James Bond writes a program to look for ISIS propaganda and uses a backdoor into Virgin's routers to install his program. It sits there looking at each message that passes through, looking for keywords that indicate ISIS sympathies. If the message looks safe, it just gets ignored (lol?) and it goes where it is meant to go. If there's anything of interest, the program makes a copy and stores it at GCHQ for further analysis.

Once a message has been intercepted, they will widen the filtering criteria to include all messages that pass to or from the author of the initial message, and well as the recipient. And according to the Snowden leaks, they go one step further and look at any messages to or from anyone one step removed from the initial recipient. All of this will be stored. Some will be encrypted. Some of the encryption will be easy to crack and if it's worth doing they will do it. Other messages will be heavily encrypted and they'll attempt a simple crack but if they can't do it they'll just keep it stored until a flaw in the algorithm is discovered, or their processing power/techniques get sufficiently advanced enough that it's feasible to crack.

The NSA are building a huge data centre in America for this task. The scale is unimaginable. I imagine there will be reciprocal agreements with the British intelligence services to share information/data/processing.

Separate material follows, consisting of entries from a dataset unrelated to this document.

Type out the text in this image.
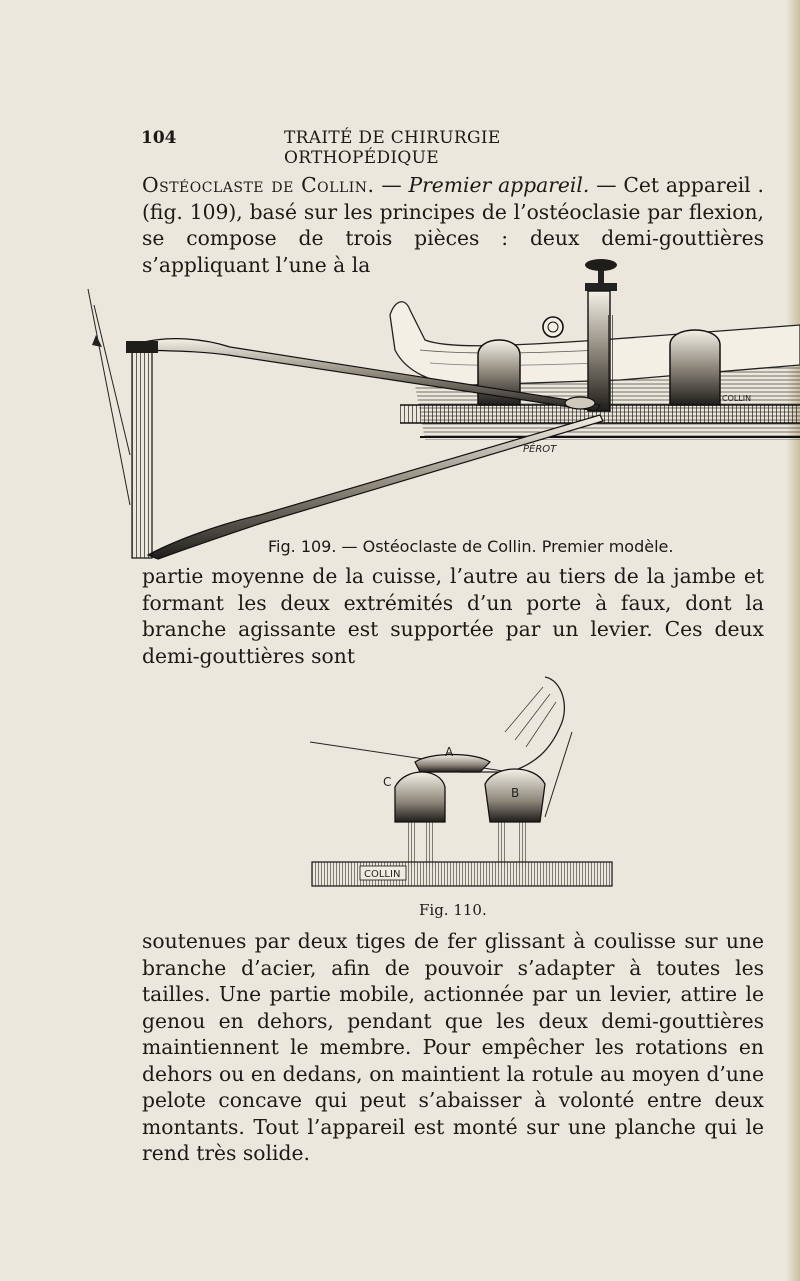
104	TRAITÉ DE CHIRURGIE ORTHOPÉDIQUE

Ostéoclaste de Collin. — Premier appareil. — Cet appareil . (fig. 109), basé sur les principes de l’ostéoclasie par flexion, se compose de trois pièces : deux demi-gouttières s’appliquant l’une à la

COLLIN
PÉROT
Fig. 109. — Ostéoclaste de Collin. Premier modèle.

partie moyenne de la cuisse, l’autre au tiers de la jambe et formant les deux extrémités d’un porte à faux, dont la branche agissante est supportée par un levier. Ces deux demi-gouttières sont

A
B
C
COLLIN
Fig. 110.

soutenues par deux tiges de fer glissant à coulisse sur une branche d’acier, afin de pouvoir s’adapter à toutes les tailles. Une partie mobile, actionnée par un levier, attire le genou en dehors, pendant que les deux demi-gouttières maintiennent le membre. Pour empêcher les rotations en dehors ou en dedans, on maintient la rotule au moyen d’une pelote concave qui peut s’abaisser à volonté entre deux montants. Tout l’appareil est monté sur une planche qui le rend très solide.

I assumed that if say isis was mentioned in a conversation they look through the whole thing?
 
I assumed that if say isis was mentioned in a conversation they look through the whole thing?
Depends if you're already on their radar, or what else was said by you/your friends.

We've just mentioned ISIS here, but we're not contacting jihadis and we're not in the circle of radical clerics, so our messages won't be of interest. They might still be catalogued for future use though.

However, if you were bezzies with a ISIS fighter, and you'd previously visited bomb-making tutorials, and had been checking out flights to Syria or Pakistan, then this conversation might trigger an alert and then, yes, you might get a human having a look at it.